Когда я проснулся, я начал колебаться, но за завтраком мальчики осыпали меня насмешками и все толковали о том, как мне зададут в Стратфорде. Это разрушило все мои колебания.
В четверть девятого я ухитрился, спрятав шапку в штаны, незаметно выбраться из палаты и спуститься с лестницы. Внизу шел длинный коридор до самого двора, на дальнем конце которого находились ворота.

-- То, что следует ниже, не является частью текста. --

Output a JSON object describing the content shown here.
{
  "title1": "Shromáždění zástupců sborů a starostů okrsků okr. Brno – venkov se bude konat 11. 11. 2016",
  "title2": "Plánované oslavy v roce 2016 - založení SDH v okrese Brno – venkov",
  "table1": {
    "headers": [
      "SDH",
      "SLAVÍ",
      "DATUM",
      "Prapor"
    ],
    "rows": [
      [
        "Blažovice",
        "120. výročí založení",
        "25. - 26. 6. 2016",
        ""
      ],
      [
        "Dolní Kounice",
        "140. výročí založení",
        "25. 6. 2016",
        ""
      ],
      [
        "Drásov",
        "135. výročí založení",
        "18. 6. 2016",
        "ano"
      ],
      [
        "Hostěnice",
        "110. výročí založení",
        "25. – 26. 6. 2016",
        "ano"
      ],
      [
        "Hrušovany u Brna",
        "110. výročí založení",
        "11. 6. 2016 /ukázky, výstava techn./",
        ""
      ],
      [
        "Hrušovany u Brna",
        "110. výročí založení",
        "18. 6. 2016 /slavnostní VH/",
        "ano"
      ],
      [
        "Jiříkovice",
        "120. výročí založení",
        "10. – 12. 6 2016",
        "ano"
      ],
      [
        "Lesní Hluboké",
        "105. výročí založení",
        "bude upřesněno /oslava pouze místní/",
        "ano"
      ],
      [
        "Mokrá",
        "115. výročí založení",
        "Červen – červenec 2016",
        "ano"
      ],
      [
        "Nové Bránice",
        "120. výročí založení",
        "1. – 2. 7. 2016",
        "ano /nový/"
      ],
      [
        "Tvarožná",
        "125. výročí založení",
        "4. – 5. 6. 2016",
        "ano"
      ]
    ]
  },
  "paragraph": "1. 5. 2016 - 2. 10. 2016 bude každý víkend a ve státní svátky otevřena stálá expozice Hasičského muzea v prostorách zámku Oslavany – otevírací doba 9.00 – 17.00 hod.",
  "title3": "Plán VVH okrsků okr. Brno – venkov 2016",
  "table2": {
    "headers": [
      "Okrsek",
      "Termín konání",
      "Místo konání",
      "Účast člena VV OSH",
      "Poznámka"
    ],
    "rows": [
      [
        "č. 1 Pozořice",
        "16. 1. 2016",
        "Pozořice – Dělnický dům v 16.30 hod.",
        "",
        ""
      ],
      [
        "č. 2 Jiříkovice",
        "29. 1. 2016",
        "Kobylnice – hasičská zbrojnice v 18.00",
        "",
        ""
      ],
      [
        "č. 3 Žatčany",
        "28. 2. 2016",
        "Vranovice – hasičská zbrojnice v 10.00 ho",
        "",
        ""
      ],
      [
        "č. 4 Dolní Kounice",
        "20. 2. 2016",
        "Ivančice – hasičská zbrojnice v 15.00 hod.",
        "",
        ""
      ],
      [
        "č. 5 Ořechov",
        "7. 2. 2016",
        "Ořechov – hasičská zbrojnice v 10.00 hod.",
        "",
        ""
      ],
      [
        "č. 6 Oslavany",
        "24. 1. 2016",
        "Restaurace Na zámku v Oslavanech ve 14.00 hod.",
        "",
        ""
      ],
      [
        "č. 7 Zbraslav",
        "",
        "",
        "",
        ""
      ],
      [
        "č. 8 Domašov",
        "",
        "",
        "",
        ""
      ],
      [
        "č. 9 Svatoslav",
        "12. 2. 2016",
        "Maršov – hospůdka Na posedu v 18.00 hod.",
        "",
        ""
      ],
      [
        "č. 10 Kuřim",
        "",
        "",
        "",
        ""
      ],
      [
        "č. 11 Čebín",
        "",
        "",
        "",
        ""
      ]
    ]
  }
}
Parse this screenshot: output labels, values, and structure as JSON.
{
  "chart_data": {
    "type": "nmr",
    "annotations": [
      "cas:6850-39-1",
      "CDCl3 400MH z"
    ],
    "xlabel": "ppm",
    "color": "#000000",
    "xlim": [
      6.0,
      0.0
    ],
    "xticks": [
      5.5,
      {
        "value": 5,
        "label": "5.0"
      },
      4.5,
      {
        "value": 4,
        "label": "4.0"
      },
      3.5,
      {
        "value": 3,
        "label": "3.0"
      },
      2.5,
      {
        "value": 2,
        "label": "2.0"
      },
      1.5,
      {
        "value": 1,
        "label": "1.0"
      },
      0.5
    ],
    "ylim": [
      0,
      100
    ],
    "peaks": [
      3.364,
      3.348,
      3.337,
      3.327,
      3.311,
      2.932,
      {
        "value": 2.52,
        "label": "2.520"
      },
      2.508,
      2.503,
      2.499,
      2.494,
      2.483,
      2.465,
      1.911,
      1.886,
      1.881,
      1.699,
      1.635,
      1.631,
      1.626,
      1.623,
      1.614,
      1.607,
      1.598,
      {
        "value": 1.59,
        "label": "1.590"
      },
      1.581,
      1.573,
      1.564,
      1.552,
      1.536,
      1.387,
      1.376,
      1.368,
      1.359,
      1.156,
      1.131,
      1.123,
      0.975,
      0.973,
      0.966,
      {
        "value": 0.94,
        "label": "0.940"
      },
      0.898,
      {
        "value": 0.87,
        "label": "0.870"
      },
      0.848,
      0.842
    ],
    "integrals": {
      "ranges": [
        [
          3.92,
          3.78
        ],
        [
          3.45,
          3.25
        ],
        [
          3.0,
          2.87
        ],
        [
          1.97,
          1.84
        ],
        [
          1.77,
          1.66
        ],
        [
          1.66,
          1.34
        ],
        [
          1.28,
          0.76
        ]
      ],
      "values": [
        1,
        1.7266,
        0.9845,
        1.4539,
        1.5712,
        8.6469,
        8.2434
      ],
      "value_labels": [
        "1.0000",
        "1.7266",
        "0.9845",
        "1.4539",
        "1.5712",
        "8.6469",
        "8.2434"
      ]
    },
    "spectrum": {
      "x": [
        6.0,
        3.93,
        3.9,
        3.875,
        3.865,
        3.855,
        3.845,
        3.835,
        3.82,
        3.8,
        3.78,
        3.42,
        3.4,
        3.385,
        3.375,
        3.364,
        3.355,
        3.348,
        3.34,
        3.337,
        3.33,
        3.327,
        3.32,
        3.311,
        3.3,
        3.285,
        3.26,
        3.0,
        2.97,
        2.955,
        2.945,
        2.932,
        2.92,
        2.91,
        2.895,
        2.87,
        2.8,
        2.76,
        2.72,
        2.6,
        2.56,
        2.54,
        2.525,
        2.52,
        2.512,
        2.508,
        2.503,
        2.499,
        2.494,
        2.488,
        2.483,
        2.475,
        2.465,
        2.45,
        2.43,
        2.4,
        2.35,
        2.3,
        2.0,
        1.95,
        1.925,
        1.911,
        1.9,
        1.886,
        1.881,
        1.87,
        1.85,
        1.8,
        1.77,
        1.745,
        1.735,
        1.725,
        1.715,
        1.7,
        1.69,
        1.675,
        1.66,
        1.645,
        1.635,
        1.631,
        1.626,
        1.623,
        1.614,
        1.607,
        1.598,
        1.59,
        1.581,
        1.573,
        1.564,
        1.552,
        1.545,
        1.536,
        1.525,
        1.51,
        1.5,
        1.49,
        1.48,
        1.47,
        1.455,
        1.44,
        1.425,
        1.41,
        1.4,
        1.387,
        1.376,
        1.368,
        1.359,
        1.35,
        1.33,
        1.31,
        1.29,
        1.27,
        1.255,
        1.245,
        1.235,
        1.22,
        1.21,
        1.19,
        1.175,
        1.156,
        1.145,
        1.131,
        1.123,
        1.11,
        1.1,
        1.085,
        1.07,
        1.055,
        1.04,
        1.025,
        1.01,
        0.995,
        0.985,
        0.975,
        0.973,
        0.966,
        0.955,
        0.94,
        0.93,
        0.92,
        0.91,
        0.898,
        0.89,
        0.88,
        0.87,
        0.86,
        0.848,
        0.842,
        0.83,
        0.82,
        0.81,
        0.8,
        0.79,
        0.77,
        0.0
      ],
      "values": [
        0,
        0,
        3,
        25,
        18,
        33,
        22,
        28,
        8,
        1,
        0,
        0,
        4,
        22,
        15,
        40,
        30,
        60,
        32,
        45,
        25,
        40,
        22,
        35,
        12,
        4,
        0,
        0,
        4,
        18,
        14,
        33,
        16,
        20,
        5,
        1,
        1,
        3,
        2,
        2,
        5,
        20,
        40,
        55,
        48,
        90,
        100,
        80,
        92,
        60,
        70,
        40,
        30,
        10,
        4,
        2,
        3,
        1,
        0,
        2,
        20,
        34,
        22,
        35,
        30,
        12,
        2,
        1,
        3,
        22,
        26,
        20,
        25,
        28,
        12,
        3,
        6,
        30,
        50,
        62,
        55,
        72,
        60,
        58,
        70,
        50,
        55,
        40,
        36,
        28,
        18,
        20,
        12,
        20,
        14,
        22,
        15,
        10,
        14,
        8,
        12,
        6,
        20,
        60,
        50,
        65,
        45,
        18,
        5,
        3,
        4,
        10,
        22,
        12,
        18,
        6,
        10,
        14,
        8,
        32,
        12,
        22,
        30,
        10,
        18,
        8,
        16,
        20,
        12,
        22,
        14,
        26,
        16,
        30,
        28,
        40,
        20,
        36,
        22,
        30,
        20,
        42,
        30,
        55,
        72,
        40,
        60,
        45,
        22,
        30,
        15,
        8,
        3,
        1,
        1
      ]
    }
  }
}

Там сидел привратник. Окно больничной палаты выходило во двор, и я увидел, что Джен смотрит на меня и как будто удивляется, с какой стати я очутился во дворе в такое время. Я не обратил на нее внимания и храбро подошел к каморке привратника.
– Писем нет! – сказал он, увидев меня.
– Я знаю, – отвечал я, – но Джен просит, чтобы вы позволили мне сбегать за угол, купить ей почтовой бумаги. Она говорит…
– Вот выдумала! – сердито вскричал привратник. – Разве я могу позволить это? Скажи твоей Джен, что уж очень она зазналась: просить такие глупости!
С этими словами он взглянул вверх в окно, а в окно Джен делала ему самые отчаянные знаки.
– Ладно, нечего знаки делать! Если я пущу его, меня за это, пожалуй, прогонят со службы.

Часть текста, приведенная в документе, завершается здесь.